Un aphorisme important des Yoga-Sutras (un des textes de référence du yoga) recourt à l’image naturelle de la terre : « Comme le paysan rompt la digue qui empêche l’eau de s’écouler sur ses terres, l’élimination des obstacles est à l’origine de toute transformation » (IV-3, traduction de Françoise Mazet).

L’enseignement viniyoga (centré autour de l’adaptation des techniques à chaque personne) du yoga prend pour modèle de pensée le travail du paysan : « Tout ce qui doit être est dans la terre : le sol, la graine, le soleil, l’eau. Nous sommes comme ce champ : la graine et tout ce qu’il faut est en nous, mais pas à la bonne place » dit Desikachar (yogi indien, 1938-2016, qui a contribué au développement du yoga en occident). Selon lui, les techniques du yoga visent seulement à écarter les obstacles, à déplacer habilement les lignes, pour que l’énergie vitale s’écoule où il faut en nous-mêmes, à la manière d’un fermier qui irrigue son champ.

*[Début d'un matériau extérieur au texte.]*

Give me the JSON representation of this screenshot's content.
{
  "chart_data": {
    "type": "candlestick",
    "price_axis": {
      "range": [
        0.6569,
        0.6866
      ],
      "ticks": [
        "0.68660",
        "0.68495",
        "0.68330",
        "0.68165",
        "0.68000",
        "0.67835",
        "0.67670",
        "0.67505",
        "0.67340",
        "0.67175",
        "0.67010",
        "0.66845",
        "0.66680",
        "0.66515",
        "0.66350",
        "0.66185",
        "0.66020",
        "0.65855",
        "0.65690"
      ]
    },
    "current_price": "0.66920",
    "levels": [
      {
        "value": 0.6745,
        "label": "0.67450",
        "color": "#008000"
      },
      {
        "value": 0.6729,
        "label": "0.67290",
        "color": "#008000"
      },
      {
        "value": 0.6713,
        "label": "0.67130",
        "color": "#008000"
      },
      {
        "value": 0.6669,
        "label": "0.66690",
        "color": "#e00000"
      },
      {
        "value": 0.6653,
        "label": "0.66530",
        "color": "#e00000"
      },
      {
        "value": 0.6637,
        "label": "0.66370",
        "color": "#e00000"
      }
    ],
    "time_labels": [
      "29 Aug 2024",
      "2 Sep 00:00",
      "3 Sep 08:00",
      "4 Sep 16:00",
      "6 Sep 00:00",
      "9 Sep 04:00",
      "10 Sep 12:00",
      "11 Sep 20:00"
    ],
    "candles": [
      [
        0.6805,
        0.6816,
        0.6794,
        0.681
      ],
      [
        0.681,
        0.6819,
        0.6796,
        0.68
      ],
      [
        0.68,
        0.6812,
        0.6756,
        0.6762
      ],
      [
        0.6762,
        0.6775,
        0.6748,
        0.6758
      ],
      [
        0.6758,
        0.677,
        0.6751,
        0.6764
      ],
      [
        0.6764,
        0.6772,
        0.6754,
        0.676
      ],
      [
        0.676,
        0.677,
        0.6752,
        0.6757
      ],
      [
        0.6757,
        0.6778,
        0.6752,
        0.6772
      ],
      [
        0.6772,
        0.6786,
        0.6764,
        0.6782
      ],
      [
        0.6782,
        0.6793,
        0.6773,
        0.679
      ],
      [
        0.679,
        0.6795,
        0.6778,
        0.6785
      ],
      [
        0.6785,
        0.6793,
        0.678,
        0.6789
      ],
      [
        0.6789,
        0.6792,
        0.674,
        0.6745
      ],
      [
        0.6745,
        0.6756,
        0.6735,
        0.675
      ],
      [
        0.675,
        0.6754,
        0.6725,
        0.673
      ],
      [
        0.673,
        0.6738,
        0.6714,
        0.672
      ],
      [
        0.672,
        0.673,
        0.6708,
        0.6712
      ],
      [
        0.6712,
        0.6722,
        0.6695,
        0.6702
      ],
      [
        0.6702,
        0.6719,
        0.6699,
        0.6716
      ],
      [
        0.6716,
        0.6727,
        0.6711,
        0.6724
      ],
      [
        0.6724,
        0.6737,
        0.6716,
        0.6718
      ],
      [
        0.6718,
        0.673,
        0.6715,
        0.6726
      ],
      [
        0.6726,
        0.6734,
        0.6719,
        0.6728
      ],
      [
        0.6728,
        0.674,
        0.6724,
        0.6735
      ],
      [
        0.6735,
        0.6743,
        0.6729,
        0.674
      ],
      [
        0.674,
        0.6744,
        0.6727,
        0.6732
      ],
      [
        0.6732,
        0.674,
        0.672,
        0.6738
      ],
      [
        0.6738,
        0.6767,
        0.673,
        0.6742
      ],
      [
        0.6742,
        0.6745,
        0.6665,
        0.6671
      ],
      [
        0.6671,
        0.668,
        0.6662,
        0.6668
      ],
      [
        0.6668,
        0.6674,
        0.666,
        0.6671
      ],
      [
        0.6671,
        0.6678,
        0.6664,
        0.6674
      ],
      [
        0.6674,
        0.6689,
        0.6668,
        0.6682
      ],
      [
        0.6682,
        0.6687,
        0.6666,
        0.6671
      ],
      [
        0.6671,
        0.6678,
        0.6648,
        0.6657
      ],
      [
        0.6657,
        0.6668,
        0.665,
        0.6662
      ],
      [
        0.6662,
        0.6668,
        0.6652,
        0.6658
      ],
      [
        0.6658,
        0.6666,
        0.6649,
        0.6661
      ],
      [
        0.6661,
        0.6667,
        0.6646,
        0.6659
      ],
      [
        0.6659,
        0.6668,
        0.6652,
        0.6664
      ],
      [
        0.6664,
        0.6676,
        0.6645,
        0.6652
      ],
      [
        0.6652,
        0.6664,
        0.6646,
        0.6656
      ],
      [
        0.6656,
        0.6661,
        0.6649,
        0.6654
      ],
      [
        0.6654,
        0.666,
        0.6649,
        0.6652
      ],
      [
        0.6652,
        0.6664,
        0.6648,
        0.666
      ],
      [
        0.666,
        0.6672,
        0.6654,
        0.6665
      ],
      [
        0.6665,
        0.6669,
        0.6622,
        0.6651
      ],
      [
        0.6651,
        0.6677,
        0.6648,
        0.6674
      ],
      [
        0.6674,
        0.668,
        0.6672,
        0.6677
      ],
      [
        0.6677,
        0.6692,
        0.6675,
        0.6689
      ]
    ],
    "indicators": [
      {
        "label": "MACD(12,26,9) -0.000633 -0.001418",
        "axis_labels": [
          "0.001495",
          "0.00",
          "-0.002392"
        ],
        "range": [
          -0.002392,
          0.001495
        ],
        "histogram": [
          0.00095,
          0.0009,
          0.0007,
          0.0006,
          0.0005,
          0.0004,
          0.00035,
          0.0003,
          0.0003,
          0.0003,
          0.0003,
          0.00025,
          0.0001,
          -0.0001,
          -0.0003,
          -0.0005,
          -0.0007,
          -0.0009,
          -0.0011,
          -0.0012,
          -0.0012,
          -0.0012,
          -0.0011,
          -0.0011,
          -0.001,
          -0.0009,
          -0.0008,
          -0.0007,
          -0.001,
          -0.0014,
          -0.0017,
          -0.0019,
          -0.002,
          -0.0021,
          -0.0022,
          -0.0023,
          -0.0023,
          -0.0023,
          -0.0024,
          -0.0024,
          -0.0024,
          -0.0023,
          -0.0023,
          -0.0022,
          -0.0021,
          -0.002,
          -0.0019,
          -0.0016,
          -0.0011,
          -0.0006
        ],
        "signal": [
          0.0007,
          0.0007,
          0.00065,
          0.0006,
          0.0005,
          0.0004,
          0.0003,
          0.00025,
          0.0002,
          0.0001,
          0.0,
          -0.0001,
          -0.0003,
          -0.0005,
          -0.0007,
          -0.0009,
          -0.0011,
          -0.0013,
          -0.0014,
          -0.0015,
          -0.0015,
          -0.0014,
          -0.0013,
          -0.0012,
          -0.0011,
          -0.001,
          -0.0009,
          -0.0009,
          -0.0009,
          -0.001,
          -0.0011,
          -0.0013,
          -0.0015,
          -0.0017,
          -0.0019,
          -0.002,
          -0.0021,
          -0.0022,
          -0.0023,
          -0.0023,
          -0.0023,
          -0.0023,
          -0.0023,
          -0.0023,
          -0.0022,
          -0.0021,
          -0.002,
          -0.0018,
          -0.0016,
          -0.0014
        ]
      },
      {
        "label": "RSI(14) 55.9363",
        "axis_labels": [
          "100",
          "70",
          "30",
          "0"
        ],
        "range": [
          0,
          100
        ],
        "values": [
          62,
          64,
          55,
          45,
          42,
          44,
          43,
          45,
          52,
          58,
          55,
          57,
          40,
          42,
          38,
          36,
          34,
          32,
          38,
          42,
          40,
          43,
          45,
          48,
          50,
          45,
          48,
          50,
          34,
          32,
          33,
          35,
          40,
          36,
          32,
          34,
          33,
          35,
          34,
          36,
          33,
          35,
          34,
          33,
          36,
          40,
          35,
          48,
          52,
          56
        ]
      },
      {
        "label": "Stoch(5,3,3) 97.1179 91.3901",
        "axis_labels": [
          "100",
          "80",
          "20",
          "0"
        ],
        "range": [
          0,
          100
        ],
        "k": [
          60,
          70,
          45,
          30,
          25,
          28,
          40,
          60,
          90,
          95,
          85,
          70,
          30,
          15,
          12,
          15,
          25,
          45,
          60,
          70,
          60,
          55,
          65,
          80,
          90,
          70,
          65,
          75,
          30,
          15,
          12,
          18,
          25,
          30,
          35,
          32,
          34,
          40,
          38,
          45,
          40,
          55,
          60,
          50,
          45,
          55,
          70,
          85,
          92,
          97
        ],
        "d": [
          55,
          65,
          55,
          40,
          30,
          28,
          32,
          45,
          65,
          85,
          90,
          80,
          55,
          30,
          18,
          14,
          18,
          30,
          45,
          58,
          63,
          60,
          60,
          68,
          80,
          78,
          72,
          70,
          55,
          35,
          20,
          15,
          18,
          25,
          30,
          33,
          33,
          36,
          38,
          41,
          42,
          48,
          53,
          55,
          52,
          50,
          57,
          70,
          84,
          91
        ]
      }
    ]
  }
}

Les transformations se produisent alors en soi naturellement, automatiquement, silencieusement. Faire du yoga, c’est renouer avec cette source primordiale, qui est déjà là en chacun de nous, mais qu’il nous faut « dé-couvrir » (enlever ce qui couvre). Notre devoir personnel (svadharma) consiste, en premier lieu, à désencombrer et à reconfigurer le « champ » que nous sommes, pour ensuite le cultiver et l’entretenir dans la durée, avec tout notre soin et notre attention. Il s’agit de devenir en quelque sorte un expert en « culture de soi », pour reprendre l’expression de Michel Foucault à propos des exercices spirituels dans la philosophie antique : « On doit être pour soi-même, et tout au long de l’existence, son propre objet ». Le yogi est le fermier de soi, ou plus exactement le fermier du Soi.

Extrait de « Un yoga occidental », de Philippe Fillot, éditions Almora.